A direção bicolor afirma que por conta dessas dificuldades uma das metas neste ano é jogar o máximo possível de jogos na Curuzu. “O Paysandu está aguardando os inadimplentes para que eles possam retornar. Vamos manter o ingresso a R$ 40 e R$ 50 durante os jogos em casa na Série B. A ideia é mandar o máximo possível de jogos na Curuzu. Convidamos aos sócios ainda inadimplentes para que possam regularizar a sua situação para poder acessar os jogos bem como as vantagens”, afirmou o presidente bicolor, Alberto Maia.

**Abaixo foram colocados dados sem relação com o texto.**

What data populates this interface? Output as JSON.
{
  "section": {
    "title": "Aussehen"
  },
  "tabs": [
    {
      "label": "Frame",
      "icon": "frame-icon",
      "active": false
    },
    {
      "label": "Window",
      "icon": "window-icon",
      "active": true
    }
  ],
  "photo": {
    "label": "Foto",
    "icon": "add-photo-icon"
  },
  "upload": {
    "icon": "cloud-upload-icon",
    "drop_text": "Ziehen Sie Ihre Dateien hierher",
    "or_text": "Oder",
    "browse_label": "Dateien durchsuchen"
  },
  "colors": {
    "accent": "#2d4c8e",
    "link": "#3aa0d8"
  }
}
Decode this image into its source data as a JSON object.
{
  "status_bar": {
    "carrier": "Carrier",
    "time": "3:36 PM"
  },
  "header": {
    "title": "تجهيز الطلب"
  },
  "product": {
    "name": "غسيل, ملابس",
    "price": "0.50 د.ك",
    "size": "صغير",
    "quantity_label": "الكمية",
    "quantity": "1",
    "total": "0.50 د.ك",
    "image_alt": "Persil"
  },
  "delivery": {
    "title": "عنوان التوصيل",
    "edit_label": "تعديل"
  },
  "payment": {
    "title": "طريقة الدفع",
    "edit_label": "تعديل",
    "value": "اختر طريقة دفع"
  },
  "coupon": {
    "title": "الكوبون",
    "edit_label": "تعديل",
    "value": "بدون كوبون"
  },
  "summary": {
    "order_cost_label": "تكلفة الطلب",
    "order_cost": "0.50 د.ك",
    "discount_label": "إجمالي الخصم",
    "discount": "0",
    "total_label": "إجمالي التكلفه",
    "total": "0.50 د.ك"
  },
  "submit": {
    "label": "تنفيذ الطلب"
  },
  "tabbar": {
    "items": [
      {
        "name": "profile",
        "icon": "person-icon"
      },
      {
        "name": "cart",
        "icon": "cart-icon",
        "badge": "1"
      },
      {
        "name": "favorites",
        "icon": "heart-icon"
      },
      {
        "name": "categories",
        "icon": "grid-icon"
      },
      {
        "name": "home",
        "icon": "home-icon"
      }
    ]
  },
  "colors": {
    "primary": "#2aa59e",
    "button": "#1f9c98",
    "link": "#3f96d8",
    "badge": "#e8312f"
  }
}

O dirigente acredita que a semifinal de domingo poderia ser realizada no estádio bicolor, mas que não discute o tema por se tratar de regulamento da competição. “Infelizmente a capacidade atual do nosso estádio é só de 16 mil pessoas. Se o estádio tivesse condições de receber 30 mil, todos os jogos seriam lá”, disse
DADO CAVALCANTI
Na discussão sobre preferir atuar na Curuzu ou Mangueirão, o técnico bicolor, Dado Cavalcanti, afirmou que entende que é uma questão que envolve muitos fatores, mas, desportivamente, prefere jogar na Curuzu. “Acho que nossa equipe se dá melhor na Curuzu. Nós conhecemos, nossos atletas preferem, mas, enfim, é algo que vai além da nossa preferência. Tem a questão do público, tem a questão da arrecadação. É um assunto que compete à diretoria definir”, opinou o treinador.